I have all kinds of ideas on how to make use of this great little recorder. The frequency response and quality of recordings of this is stunning. You can also put it on a standard camera tripod for stability, as it has a tripod threaded hole in the back. For controlling it from a distance, you can also purchase a remote control unit for the LS-10. Expect to hear samples of my recordings on this blog from time to time. This should be fun!
Olympus LS-10 Portable PCM Audio Recorder In Summary
A great tool for the musician, reporter, podcaster, or recording enthusiast!
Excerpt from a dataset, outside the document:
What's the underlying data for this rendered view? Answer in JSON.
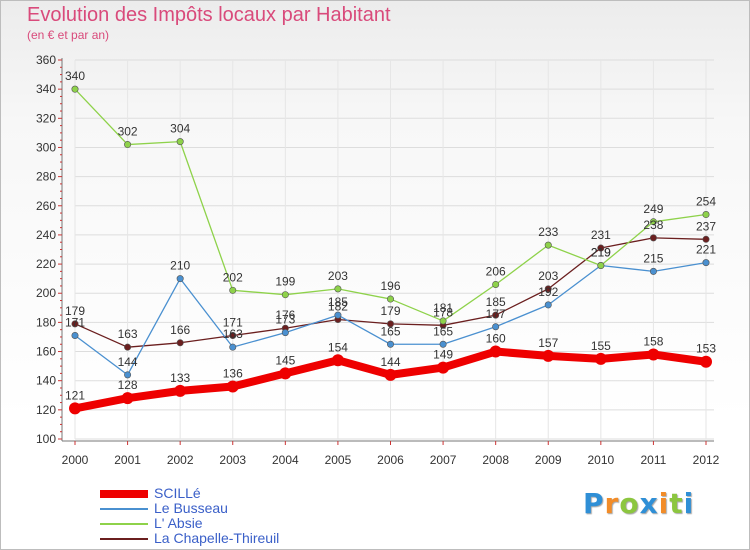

With included batteries and internal memory, it is all ready to go straight from the box!
- Stunning recording quality
- Quality build with aluminum body
- 2 GB internal recording memory
- SDHC slot for additional memory
- High quality stereo mikes with jack for external mikes
- Includes carrying case
- Tripod mountable
- 12 hour battery life with 2 AA alkaline batteries
- Built in enhancements such as zoom mike, audio enhancments, reverb, auto level
- Record in uncompressed WAV or compressed MP3 and WMF, at various bit depths
- WAV tops at 96kHz, 24 bit (Better than CD quality)
- MP3 best quality at 320 kbps
- WMA best quality at 160 kpbs
- Includes windscreens, which attach solidly to the mics
- Includes audio editing software
- Includes first set of AA alkaline batteries
- Supported under Windows & Mac, works fine with Linux
- Can be used as an external hard drive to move computer files
- AC Power Supply not included (don't need it with long battery life)
Right-hand side showing low cut switch, mike sensitivity switch, record level adjustment, external microphone jack and line in jack.
Left-hand side showing earphone jack, SDHC slot cover, playback level adjustment, USB port cover, and hold/power slider switch.
Back of LS-10, showing mini speakers and threaded tripod connection, and foam wind screens.